Your chances of being
killed are six times more likely in a fiery plane crash than from a falling
asteroid or meteor. We must point out that only one person has ever been hurt
by a falling meteorite. Sixty-two years ago Ann Hodge was bruised on the thigh
by a meteorite that smashed through her ceiling in Alabama.
All that changed February
15, 2013, when 1,491 people were injured by flying glass from the 400-kiloton
blast of an air-bursting meteorite over Chelyabinsk, Russia. The explosion’s
power was difficult to measure by a factor of two but it least equaled the
power of 13 Hiroshima bombs.
Its been 66-miollion
years since a global cataclysm like the famous Yucatan meteorite that killed
off the dinosaurs and paved the way for mammalian, rat-like creatures that
mainstream says evolved into mankind. Purported space threats include incoming
comets, reversals of Earth’s poles and solstice alignments with the galaxy’s
center that could supposedly beam some new king of energy toward earth. Also
don’t forget the alleged mythical planet Nibiru on a collision course toward
Earth that astronomers know about but are keeping it secret.
Then you have the
impending threat of Andromeda colliding with the Milky Way. Galaxies generally
pass one another at twenty galaxy widths. Galaxy collisions are common but rather
harmless as stars are generally separated by 1 million star widths. Stars
colliding with other stars are extremely rare even when galaxies merge.
Rearranging and disruption of life on the nearby planets may be common place.
We don’t know. The real danger would be from gravitational interference causing
coronal mass ejections that singe the surface of planets.
In 1859 British
Researcher Richard Carrington watched as enormous flares doubled the Sun’s
brightness. High speed particle matter blasts arrived one day later causing a
global aurora so brilliant that people thought dawn had arrived. The
electro-magnetic pulse cause high voltage to pass through telegraph lines
knocking some operators’ unconscious.
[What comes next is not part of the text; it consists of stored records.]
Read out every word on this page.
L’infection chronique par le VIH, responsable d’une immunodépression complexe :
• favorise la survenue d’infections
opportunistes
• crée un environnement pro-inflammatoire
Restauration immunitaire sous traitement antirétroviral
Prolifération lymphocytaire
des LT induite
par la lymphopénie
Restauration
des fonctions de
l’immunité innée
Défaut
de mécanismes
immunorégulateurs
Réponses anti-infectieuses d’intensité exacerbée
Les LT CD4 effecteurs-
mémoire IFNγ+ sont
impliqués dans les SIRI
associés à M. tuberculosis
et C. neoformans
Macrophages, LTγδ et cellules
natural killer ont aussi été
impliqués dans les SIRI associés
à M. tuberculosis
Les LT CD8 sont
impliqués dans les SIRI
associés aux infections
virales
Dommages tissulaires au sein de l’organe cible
If such an event occurred today internet
and Global position satellites would be knocked off air permanently and
electric power would be disrupted for months causing millions of people to die
of starvation and exposure. All farm machinery would be destroyed. Basically we
would be forced back into the Stone Age hunting with stick and rocks again.
My research writing
COSMOLOGICAL ICE AGES revealed there are at three other major threats to Earth.
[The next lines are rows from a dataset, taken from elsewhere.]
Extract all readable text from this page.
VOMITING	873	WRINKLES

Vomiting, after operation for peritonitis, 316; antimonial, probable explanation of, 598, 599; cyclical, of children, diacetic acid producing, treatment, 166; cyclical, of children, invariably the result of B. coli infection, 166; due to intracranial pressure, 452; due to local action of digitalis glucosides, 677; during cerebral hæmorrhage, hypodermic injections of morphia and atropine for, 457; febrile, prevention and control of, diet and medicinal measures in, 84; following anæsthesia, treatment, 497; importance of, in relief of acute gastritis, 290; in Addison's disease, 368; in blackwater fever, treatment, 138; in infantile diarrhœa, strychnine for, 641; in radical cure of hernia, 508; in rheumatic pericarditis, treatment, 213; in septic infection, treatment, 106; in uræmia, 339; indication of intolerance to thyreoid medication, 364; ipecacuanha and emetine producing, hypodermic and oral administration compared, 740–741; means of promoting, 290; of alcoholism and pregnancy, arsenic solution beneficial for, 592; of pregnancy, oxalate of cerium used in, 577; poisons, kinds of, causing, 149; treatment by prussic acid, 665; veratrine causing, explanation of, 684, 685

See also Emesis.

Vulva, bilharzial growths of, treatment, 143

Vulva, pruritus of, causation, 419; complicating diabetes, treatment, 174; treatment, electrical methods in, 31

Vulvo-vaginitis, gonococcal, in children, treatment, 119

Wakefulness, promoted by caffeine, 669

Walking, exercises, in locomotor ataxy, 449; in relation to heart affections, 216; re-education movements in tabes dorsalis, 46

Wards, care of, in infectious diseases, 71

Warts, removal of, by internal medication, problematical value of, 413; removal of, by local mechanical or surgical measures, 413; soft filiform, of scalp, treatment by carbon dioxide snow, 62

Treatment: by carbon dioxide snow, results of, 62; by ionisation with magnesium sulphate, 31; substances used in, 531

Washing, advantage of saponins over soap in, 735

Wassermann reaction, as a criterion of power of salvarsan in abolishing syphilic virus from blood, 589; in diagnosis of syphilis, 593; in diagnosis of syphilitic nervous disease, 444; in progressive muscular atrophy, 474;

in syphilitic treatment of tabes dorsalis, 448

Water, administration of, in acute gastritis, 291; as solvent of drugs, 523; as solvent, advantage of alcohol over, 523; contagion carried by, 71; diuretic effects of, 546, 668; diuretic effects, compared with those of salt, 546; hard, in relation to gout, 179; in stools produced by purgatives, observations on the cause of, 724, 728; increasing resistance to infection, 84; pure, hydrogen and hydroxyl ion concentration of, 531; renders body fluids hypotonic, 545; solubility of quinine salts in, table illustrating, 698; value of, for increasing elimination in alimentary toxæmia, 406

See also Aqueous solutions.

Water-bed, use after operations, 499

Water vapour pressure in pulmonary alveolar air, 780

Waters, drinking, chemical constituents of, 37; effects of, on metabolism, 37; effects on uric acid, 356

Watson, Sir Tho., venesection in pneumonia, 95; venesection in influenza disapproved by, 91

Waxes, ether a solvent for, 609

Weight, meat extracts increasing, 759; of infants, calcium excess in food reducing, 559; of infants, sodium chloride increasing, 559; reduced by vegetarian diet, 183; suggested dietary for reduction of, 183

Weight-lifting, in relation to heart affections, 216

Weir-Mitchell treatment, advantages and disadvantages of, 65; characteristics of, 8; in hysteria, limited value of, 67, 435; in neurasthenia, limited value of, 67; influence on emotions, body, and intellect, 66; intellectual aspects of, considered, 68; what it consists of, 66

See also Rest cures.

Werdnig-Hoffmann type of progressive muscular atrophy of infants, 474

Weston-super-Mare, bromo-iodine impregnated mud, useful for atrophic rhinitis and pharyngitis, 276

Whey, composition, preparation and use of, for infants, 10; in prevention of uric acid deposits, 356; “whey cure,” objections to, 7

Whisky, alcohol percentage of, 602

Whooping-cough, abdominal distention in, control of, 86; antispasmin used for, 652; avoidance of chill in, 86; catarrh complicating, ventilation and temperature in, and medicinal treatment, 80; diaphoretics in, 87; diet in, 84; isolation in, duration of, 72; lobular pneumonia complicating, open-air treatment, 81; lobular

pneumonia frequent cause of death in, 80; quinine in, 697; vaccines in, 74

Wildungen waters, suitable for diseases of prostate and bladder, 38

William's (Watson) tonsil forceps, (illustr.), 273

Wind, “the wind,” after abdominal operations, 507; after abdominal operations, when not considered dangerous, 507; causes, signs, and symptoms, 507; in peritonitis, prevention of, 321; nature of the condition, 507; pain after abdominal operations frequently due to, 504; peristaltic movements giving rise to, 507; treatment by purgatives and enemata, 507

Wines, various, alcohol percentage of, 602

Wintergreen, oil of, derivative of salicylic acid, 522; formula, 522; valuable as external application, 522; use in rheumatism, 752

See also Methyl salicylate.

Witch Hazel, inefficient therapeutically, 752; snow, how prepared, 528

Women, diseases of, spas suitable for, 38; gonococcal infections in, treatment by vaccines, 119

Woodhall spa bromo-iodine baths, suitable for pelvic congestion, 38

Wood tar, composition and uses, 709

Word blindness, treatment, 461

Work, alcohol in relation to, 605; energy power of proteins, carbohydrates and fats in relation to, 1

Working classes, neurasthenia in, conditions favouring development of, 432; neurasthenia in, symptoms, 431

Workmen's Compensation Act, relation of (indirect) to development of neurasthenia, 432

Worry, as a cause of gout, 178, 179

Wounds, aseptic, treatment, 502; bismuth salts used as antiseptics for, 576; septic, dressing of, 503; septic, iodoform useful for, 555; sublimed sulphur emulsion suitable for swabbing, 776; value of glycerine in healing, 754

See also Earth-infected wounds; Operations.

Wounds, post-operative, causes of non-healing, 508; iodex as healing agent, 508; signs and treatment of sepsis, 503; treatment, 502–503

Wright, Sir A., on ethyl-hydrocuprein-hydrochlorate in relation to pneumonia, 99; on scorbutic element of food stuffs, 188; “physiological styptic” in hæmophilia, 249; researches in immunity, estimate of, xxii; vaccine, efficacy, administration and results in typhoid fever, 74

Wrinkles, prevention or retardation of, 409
Little Sirius B, the size of Earth is only eight light years distant and it is
very close to the critical mass of 1.47 solar masses where it could go neutron.
According to brilliant astronomer Subrahmanyan Chandrasekhar, whose
specialty was white dwarf stars, ‘when they reach 1.47 solar masses they can
turn into a neutron star wiping out solar systems within a radius of 60 light
years.’ The Chandrasekhar limit (/tʃʌndrəˈʃeɪkər/)
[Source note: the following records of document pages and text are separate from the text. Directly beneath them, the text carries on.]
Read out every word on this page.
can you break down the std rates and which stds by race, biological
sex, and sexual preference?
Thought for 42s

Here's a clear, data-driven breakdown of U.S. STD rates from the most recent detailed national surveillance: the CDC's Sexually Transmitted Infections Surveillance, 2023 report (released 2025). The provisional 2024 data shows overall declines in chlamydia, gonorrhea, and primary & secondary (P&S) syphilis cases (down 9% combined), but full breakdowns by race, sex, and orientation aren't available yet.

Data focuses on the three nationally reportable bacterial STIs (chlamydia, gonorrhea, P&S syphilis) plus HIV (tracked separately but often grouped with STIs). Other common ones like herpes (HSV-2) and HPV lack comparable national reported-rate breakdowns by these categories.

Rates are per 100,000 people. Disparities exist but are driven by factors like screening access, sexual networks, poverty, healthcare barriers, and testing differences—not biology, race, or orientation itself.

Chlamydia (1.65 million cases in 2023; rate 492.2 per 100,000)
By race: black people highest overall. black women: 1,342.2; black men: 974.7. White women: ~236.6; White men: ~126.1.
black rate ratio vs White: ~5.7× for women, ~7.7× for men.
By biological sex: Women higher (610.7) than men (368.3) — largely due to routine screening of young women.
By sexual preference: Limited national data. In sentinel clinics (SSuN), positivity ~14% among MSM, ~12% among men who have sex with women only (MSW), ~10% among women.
is the maximum mass of a stable white dwarf star.
The limit was first
indicated in papers published by Wilhelm Anderson and E. C. Stoner,
and was named after Subrahmanyan Chandrasekhar, the Indian astrophysicist who independently
discovered and improved upon the accuracy of the calculation in 1930, at the
age of 19, in India. This limit was initially ignored by
the community of scientists because such a limit would logically require the
existence of black holes, which
were considered a scientific impossibility at the time. White dwarfs resist gravitational
collapse primarily through electron
degeneracy pressure. (By comparison, main sequence stars resist collapse
through thermal pressure.) The
Chandrasekhar limit is the mass above which electron degeneracy pressure in the
star's core is insufficient to balance the star's own gravitational
self-attraction.
Consequently, white
dwarfs with masses greater than the limit would be subject to further
gravitational collapse, evolving into a different type of stellar remnant, such as a neutron star or black hole. (However, white dwarfs
generally avoid this fate by exploding before they undergo
collapse.) Those with masses under the limit remain stable as white dwarfs If
this event happened eight years ago we may be all dead in the next second.
Then you have the giant
800-solar mass Betelgeuse twelve thousand light years distant in the
constellation Orion. When it collapsed into a neutron star the radiation burst
could definitely affect life here on Earth. It may have already collapsed
twelve-thousand years ago. We have no way of knowing. One minute you would be
going about your daily life; the next everything would be a cinder.
Instead of fighting endless wars on Earth to reduce the population maybe we should be seeding life on other planets.